When the extended exemption ends
The extended principal home sale proceeds exemption ends when either:
- the person ceases to have an intention to apply the proceeds to purchase, build, rebuild, repair or renovate a new principal home
- a new principal home is purchased, or where the sale proceeds were intended to be used for building, rebuilding, repairing or renovating the new principal home, the build, repair or renovation of the new principal home is complete, or
- the determined extended time period expires
whichever occurs first.
Act reference: SSAct section 1118(1B) Application of proceeds of sale of principal home
Homes sold before 01/01/2023 – maximum sale proceeds exemption period is 24 months
If a person sold their principal home prior to 1 January 2023, the sale proceeds exemption period is 12 months.

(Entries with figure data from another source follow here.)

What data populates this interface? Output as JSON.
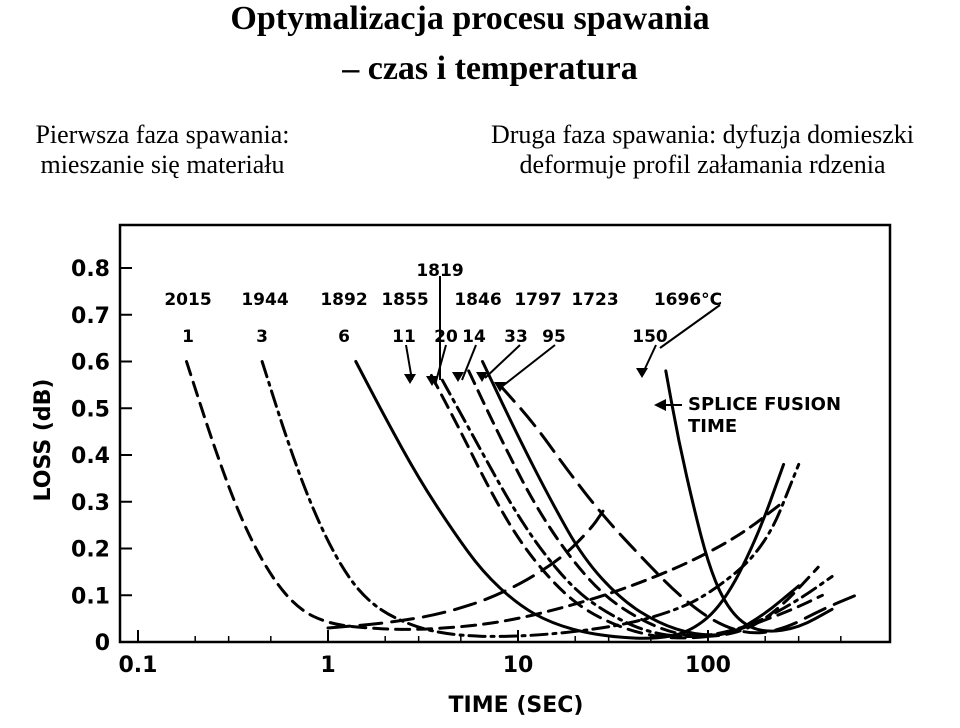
{
  "title": {
    "line1": "Optymalizacja procesu spawania",
    "line2": "– czas i temperatura"
  },
  "captions": {
    "left": [
      "Pierwsza faza spawania:",
      "mieszanie się materiału"
    ],
    "right": [
      "Druga faza spawania: dyfuzja domieszki",
      "deformuje profil załamania rdzenia"
    ]
  },
  "chart_data": {
    "type": "line",
    "xlabel": "TIME (SEC)",
    "ylabel": "LOSS (dB)",
    "xscale": "log",
    "xlim": [
      0.1,
      1000
    ],
    "ylim": [
      0,
      0.85
    ],
    "xticks": [
      "0.1",
      "1",
      "10",
      "100"
    ],
    "yticks": [
      "0",
      "0.1",
      "0.2",
      "0.3",
      "0.4",
      "0.5",
      "0.6",
      "0.7",
      "0.8"
    ],
    "temperature_labels": [
      "2015",
      "1944",
      "1892",
      "1855",
      "1819",
      "1846",
      "1797",
      "1723",
      "1696°C"
    ],
    "time_labels": [
      "1",
      "3",
      "6",
      "11",
      "20",
      "14",
      "33",
      "95",
      "150"
    ],
    "annotation": [
      "SPLICE FUSION",
      "TIME"
    ],
    "series": [
      {
        "style": "dashed",
        "x": [
          0.18,
          0.25,
          0.35,
          0.5,
          0.7,
          1,
          1.5,
          3,
          8,
          20,
          40,
          80,
          150,
          250
        ],
        "y": [
          0.6,
          0.42,
          0.26,
          0.14,
          0.07,
          0.04,
          0.03,
          0.025,
          0.04,
          0.08,
          0.12,
          0.17,
          0.23,
          0.3
        ]
      },
      {
        "style": "dashdot",
        "x": [
          0.45,
          0.6,
          0.8,
          1.1,
          1.5,
          2.2,
          4,
          10,
          30,
          60,
          100,
          200,
          300
        ],
        "y": [
          0.6,
          0.44,
          0.3,
          0.18,
          0.1,
          0.05,
          0.015,
          0.01,
          0.03,
          0.06,
          0.1,
          0.2,
          0.38
        ]
      },
      {
        "style": "solid",
        "x": [
          1.4,
          2,
          3,
          4.5,
          6.5,
          10,
          15,
          25,
          50,
          80,
          120,
          180,
          250
        ],
        "y": [
          0.6,
          0.48,
          0.35,
          0.24,
          0.15,
          0.08,
          0.04,
          0.015,
          0.005,
          0.02,
          0.08,
          0.22,
          0.38
        ]
      },
      {
        "style": "dashed",
        "x": [
          3.5,
          5,
          7,
          10,
          15,
          22,
          35,
          55,
          80,
          120,
          180,
          280,
          400
        ],
        "y": [
          0.57,
          0.45,
          0.33,
          0.22,
          0.13,
          0.07,
          0.03,
          0.01,
          0.008,
          0.015,
          0.04,
          0.07,
          0.1
        ]
      },
      {
        "style": "dashdot",
        "x": [
          4,
          6,
          9,
          13,
          20,
          30,
          45,
          70,
          110,
          180,
          300,
          450
        ],
        "y": [
          0.56,
          0.43,
          0.3,
          0.2,
          0.11,
          0.06,
          0.025,
          0.01,
          0.015,
          0.04,
          0.09,
          0.14
        ]
      },
      {
        "style": "dashed",
        "x": [
          5.5,
          8,
          12,
          18,
          28,
          45,
          70,
          110,
          170,
          250,
          380
        ],
        "y": [
          0.58,
          0.44,
          0.3,
          0.19,
          0.1,
          0.045,
          0.015,
          0.01,
          0.03,
          0.08,
          0.16
        ]
      },
      {
        "style": "solid",
        "x": [
          6.5,
          10,
          15,
          22,
          35,
          55,
          85,
          130,
          200,
          300
        ],
        "y": [
          0.6,
          0.44,
          0.3,
          0.18,
          0.09,
          0.04,
          0.015,
          0.015,
          0.06,
          0.12
        ]
      },
      {
        "style": "longdash",
        "x": [
          8,
          12,
          18,
          28,
          45,
          70,
          110,
          170,
          260,
          400,
          600
        ],
        "y": [
          0.55,
          0.47,
          0.37,
          0.27,
          0.18,
          0.1,
          0.04,
          0.015,
          0.03,
          0.07,
          0.1
        ]
      },
      {
        "style": "solid",
        "x": [
          60,
          70,
          85,
          100,
          120,
          150,
          200,
          300,
          450
        ],
        "y": [
          0.58,
          0.43,
          0.28,
          0.17,
          0.09,
          0.04,
          0.02,
          0.03,
          0.07
        ]
      },
      {
        "style": "longdash",
        "x": [
          1,
          2,
          4,
          8,
          16,
          24,
          28
        ],
        "y": [
          0.03,
          0.04,
          0.06,
          0.1,
          0.17,
          0.24,
          0.28
        ]
      }
    ]
  }
}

If a person with a 12 months’ sale proceeds exemption period for a principal home sold prior to 1 January 2023 is still in the process of purchasing, building, repairing, rebuilding or renovating a new principal home but is experiencing delays beyond their control, they can still request an extended assets test exemption of up to 12 months if they meet the criteria for the extension. The maximum exemption period in these cases is 24 months.
Policy reference: SS Guide 4.6.3.80 Exempting the principal home - sale proceeds (for homes sold between 01/07/2007 & 31/12/2022)
Income test rules for sale proceeds held in a financial institution
Any amount of the principal home sale proceeds that is held in a financial investment is subject to deeming.
The deeming rules are used to assess income from financial investments for social security purposes. Even though principal home sale proceeds can be exempt from the assets test for up to 36 months, the proceeds will still be subject to deeming under the income test.
For homes sold on or after 1 January 2023, only the lower deeming rate (currently 0.25%) will be applied to principal home sale proceeds during the period of the assets test exemption.